Fascinante pour qui pénètre les secrets de cette œuvre hors norme et se laisse emmener durant plus de trois heures dans ce labyrinthe entre terre et ciel, Die Frau Ohne Schatten est particulièrement complexe sur le plan de la mise en scène – un récit à plusieurs niveaux dans de nombreux espaces différents -, de l’orchestration – l’un des plus imposants orchestres de l’histoire de l’opéra – et du choix des solistes – cinq rôles particulièrement ardus sur le plan vocal.
On comprend qu’il fallait beaucoup d’audace et de savoir-faire à un théâtre comme l’Opéra de Lyon pour mener à bien une telle entreprise.

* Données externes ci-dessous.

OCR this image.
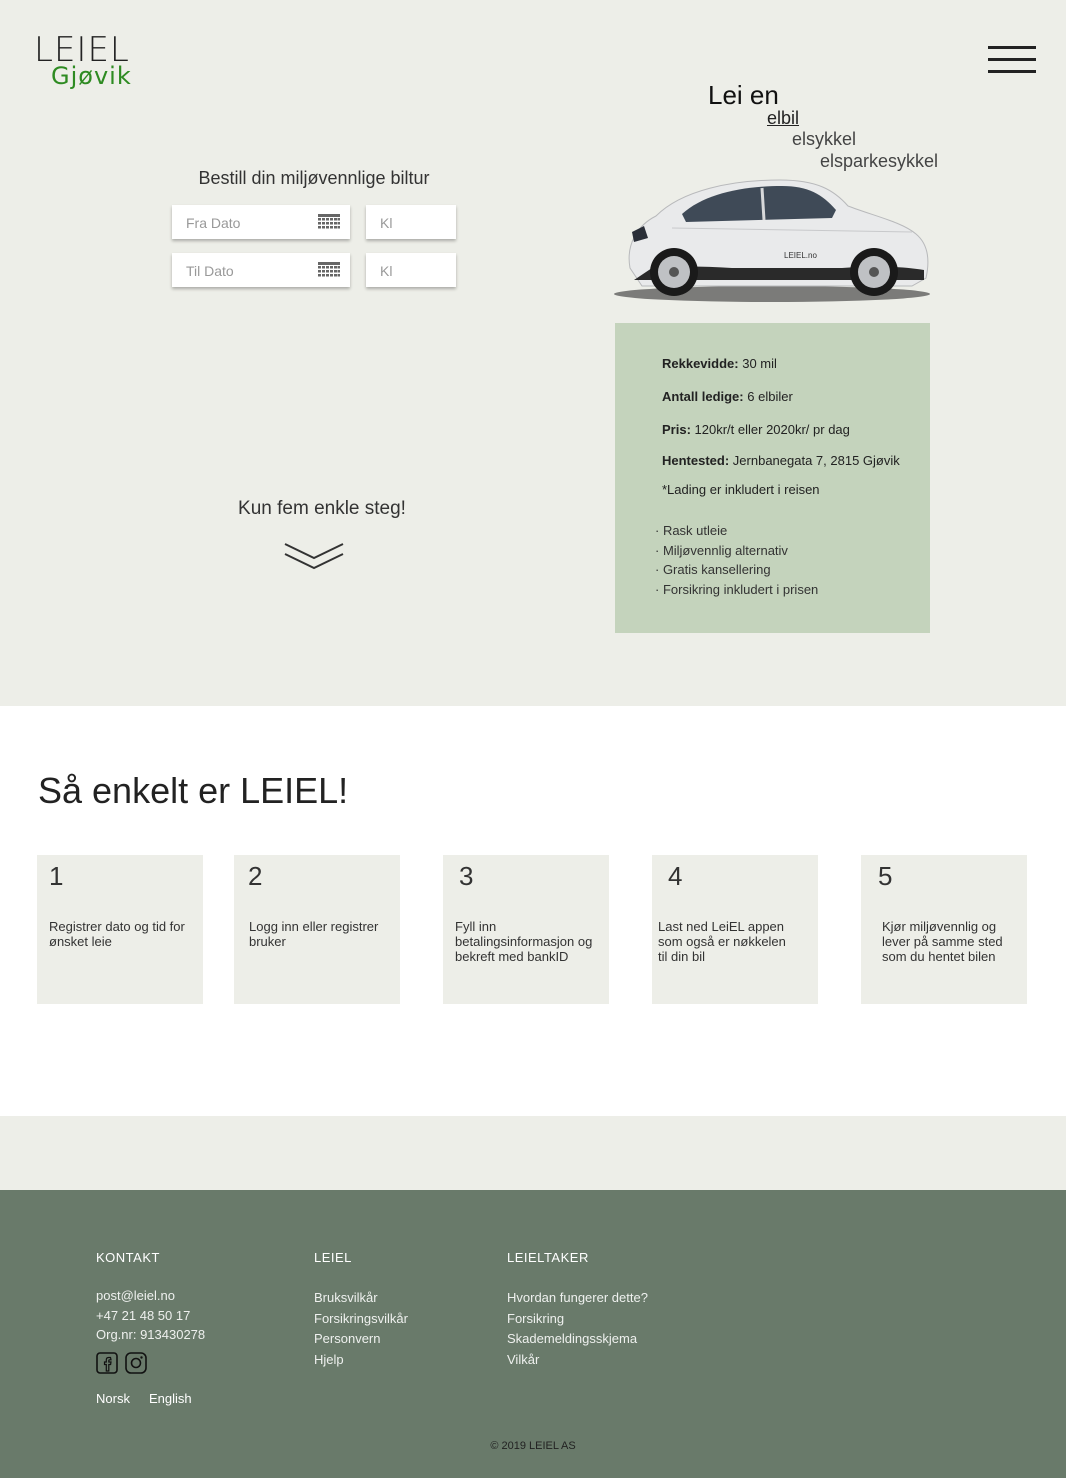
LEIEL
Gjøvik
Lei en
elbil
elsykkel
elsparkesykkel
LEIEL.no
Bestill din miljøvennlige biltur
Fra Dato	Kl
Til Dato	Kl
Kun fem enkle steg!
Rekkevidde: 30 mil
Antall ledige: 6 elbiler
Pris: 120kr/t eller 2020kr/ pr dag
Hentested: Jernbanegata 7, 2815 Gjøvik
*Lading er inkludert i reisen
· Rask utleie
· Miljøvennlig alternativ
· Gratis kansellering
· Forsikring inkludert i prisen
Så enkelt er LEIEL!
1
Registrer dato og tid for ønsket leie
2
Logg inn eller registrer bruker
3
Fyll inn betalingsinformasjon og bekreft med bankID
4
Last ned LeiEL appen som også er nøkkelen til din bil
5
Kjør miljøvennlig og lever på samme sted som du hentet bilen
KONTAKT
post@leiel.no
+47 21 48 50 17
Org.nr: 913430278
Norsk English
LEIEL
Bruksvilkår
Forsikringsvilkår
Personvern
Hjelp
LEIELTAKER
Hvordan fungerer dette?
Forsikring
Skademeldingsskjema
Vilkår
© 2019 LEIEL AS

Et c’est l’année où l’orchestre de l’Opéra de Lyon fête ses quarante ans que son actuel et brillant directeur musical, Daniele Rustioni, a relevé le défi avec succès. Il en est, de toute évidence, l’artisan principal et son enthousiasme à diriger l’œuvre, est communicatif.
Certes, Lyon nous propose une orchestration légèrement réduite dans le cadre d’une adaptation opérée par Leonard Eröd, pour permettre aux moyens de la maison de réussir le challenge. Ainsi cinq contrebasses au lieu des huit requises, ou vingt-deux violons au lieu de trente-huit, moins de percussions et de cuivres également, peuvent prendre place dans la fosse du théâtre.
Mais à part cette réserve, qui parfois rend la musique moins exaltante, moins riche, moins complexe que celle écrite par Strauss dans son intégralité, le spectacle est d’une très haute tenue notamment du fait d’une direction musicale de très grande qualité et de solistes tout à fait remarquables.
Le secret d’une FROSCH réussie tient tout d’abord dans la présence de trois interprètes féminines aux capacités techniques vocales exceptionnelles, deux sopranos et une mezzo-soprano dramatiques, et Lyon a parfaitement réussi cette réunion avec ses trois solistes. En effet il faut tout à la fois être capable de « passer » l’orchestre qui monte littéralement à l’assaut des parties vocales même si Daniele Rustioni fait preuve d’une délicate attention de tous les instants, guidant ses chanteurs dans leurs performances à chaque difficulté. Il faut aussi posséder un organe exceptionnel qui doit tout à la fois exprimer romantisme et lyrisme dans de très beaux passages élégiaques, aigus fortissimo et graves abyssaux se suivant dans la même phrase musicale, bref, des exploits à chaque mesure, sans « rupture » de registre, en évitant les stridences malgré la gymnastique permanente imposée aux cordes vocales. Les personnages, l’impératrice venue du monde d’en-haut, la teinturière, terrienne ordinaire et la mystérieuse nourrice, sorte de gouvernante entièrement dévouée à sa maitresse et au monde d’en-haut, vont se révéler au fur à mesure de l’histoire et évoluer vers divers sentiments très complexes qu’il faut savoir incarner au travers du chant comme de la posture théâtrale.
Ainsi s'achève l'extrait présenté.